The young woman was clad in a simple and uncorsetted tea gown of soft mauve, which made her look, if anything, even lovelier than she had the night before, though her eyes were shadowed and still showed signs of weeping. She had cracked the door open a little, and blinked in surprise at the sight of me standing in my Istilian finery in the hallway. She had let me in more out of bafflement than decision, and I had done my part by giving Andrews a pointed look, till he—reluctantly—stepped back outside.

“If you wouldn’t mind, Inspector,” I said, “take the police vehicle around the corner and wait for me there.”

Andrews opened his mouth to speak, but then just nodded stiffly and left. Violet looked relieved.

“Would you care for tea, my lady?” she asked, nervous and confused. She was perhaps five or six years older than me, but looked suddenly like a child, hesitating in front of the bay window and watching the police coach roll away. Its departure seemed to calm her nerves, and she turned back to me, gesturing to a chair.

“No tea, thank you,” I said, in my Istilian lilt. “I will not be staying long.”

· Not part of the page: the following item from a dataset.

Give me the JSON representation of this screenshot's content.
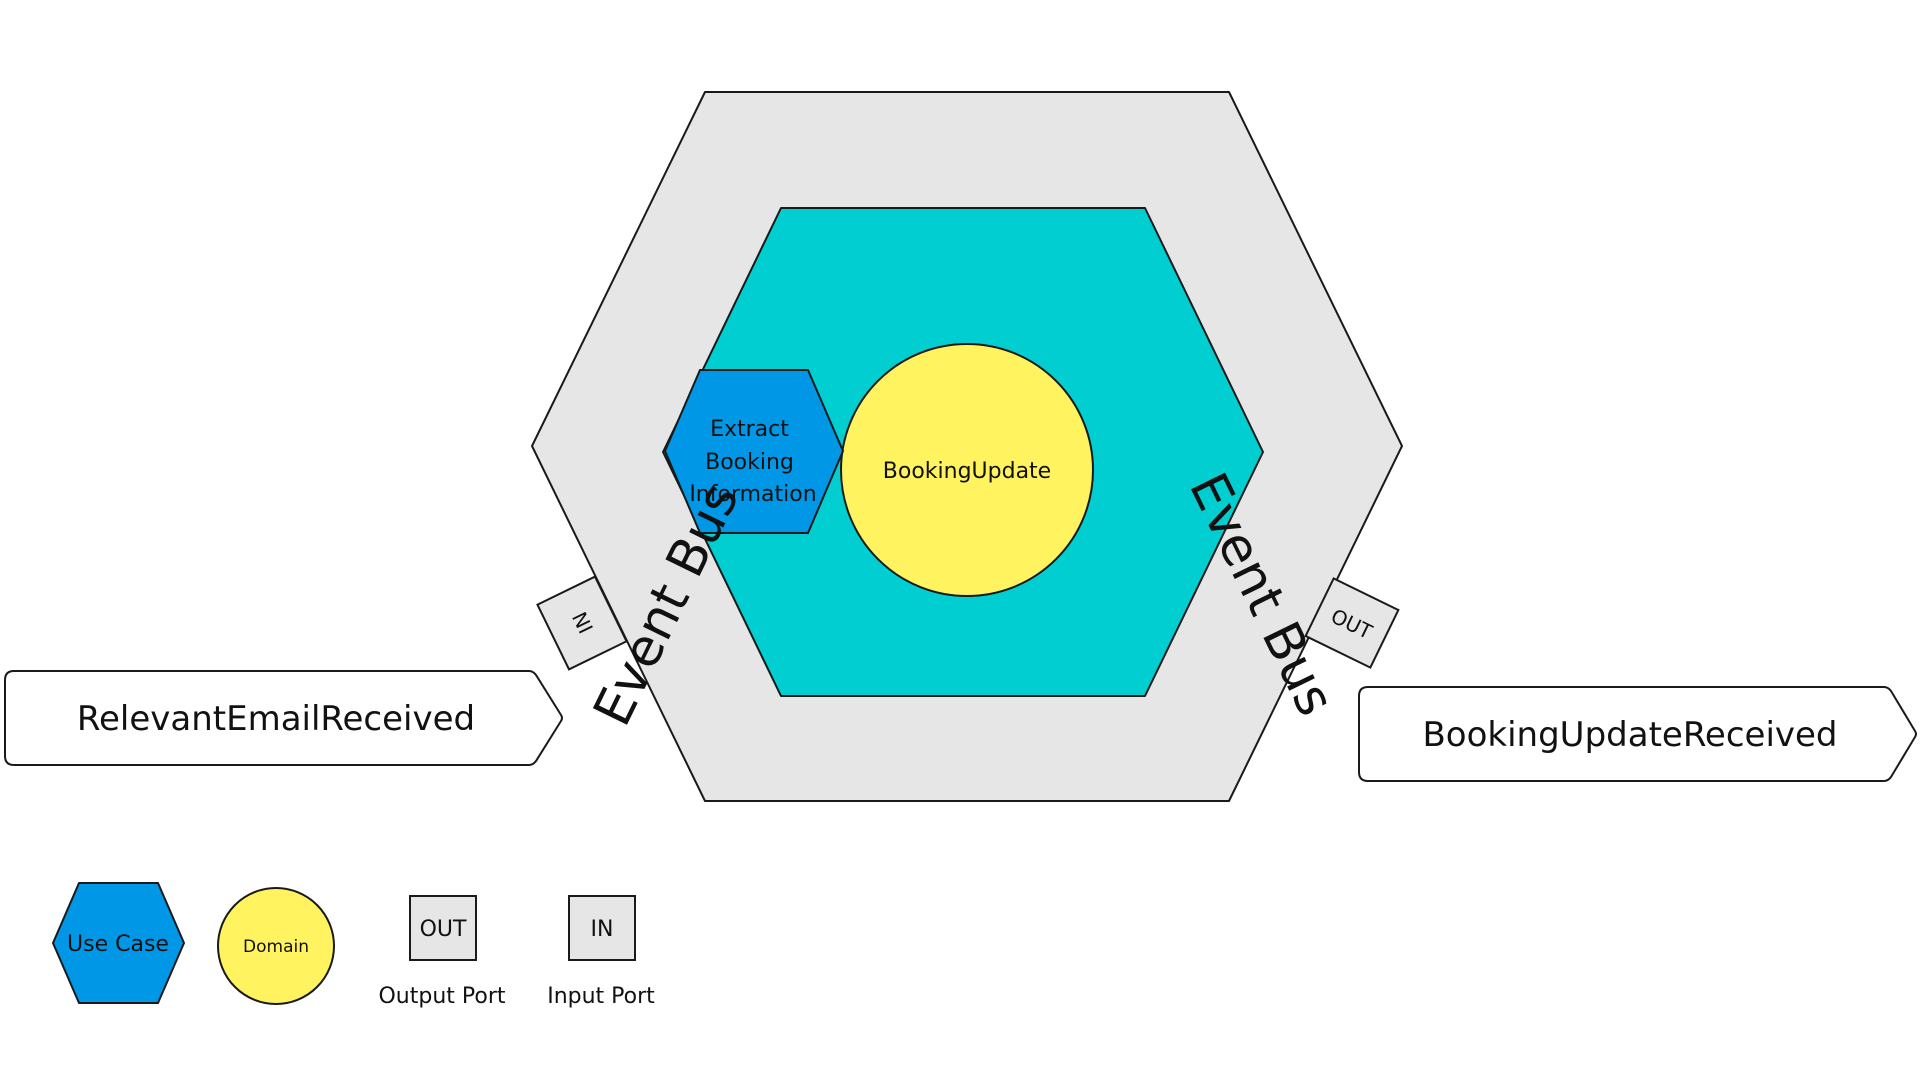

“I’m afraid you’ve caught me rather … I mean, I did not expect visitors.…”

“There is no reason you should,” I said as kindly as I could. Whatever her crime, I doubted she deserved the crippling malice of Bar-Selehm’s high society as Dahria had painted it. Unless, of course, she really was involved in Agatha’s murder. “I wanted to speak to you about what happened last night.”

“Why?” she asked. She had a small girlish mouth without makeup.

“Partly my own curiosity,” I said, “and because I suspect that you are being badly treated in ways you do not deserve.”

“Whether that is so or not,” she said, clasping her hands together in her lap, “I do not believe there is anything you can do about it, though your kindness is appreciated.”

“Perhaps not,” I said. “But then the support of a lady such as myself … Well, you know best.